Jerry Weintraub still stays connected, even from his home overlooking… (Don Bartletti / Los Angeles…)
"Look at me, do I look like an alter kocker?" Jerry Weintraub asks. Verily, he does not. At the moment, he looks like a guy ready to swing a golf club at a visitor for asking him if he feels like -- to offer a rough translation from the Yiddish -- an old fart.
At 72, Jerry Weintraub is still swinging. He has just come out with his autobiography: "When I Stop Talking, You'll Know I'm Dead: Useful Stories From a Persuasive Man" (Twelve: 292 pp., $25.99). For a fat tract of the last half of the last century, Weintraub was the Man Behind the Man, whether the man was Sinatra, Elvis or George H.W. Bush.
Long ago, Weintraub realized that the guy who does favors is never far from the guy who has favors done for him. One thing parlays into another. His firm, Concerts West, revolutionized the form in the 1960s. He managed recording artists and then moved on to producing television, Broadway shows and movies. He became chairman of United Artists. And he still works the phone.
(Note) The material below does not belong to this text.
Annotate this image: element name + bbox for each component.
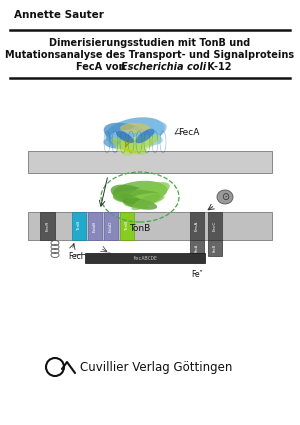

"I get calls every morning," Weintraub says from the deck of his Palm Desert mountaintop oasis. "Really I am a concierge, because the first 150 things I do in the day are for somebody else -- get somebody rooms in Vegas, tickets for James Taylor, can you get me into this hospital, get me into that college?"
"When I Stop Talking" is anything but a rote, let-the-record-show memoir. In it he tells about the folks he's known and worked with: He describes the statue of the Buddha that Elvis' manager, Col. Tom Parker, kept in a cabinet in his motel room on the road and how he almost cast Japanese actor Toshirô Mifune in "The Karate Kid." How he got Bob Dylan to perform on the Chabad telethon he produced, how he hung out with Bobby Fischer and tried to make an album, teaching a kid how to play chess, with him.
Although it's packed with stories he's surely been telling at dinner forever, the book is also a modest set of guidelines for how you too can be a successful mogul. "A lot of it comes from my father," he says. "He told me when you walk in to work, in the office, just say 'Good morning' and go to work. Whatever you do, don't say, 'How are you?' Because people will tell you -- and there goes half your day."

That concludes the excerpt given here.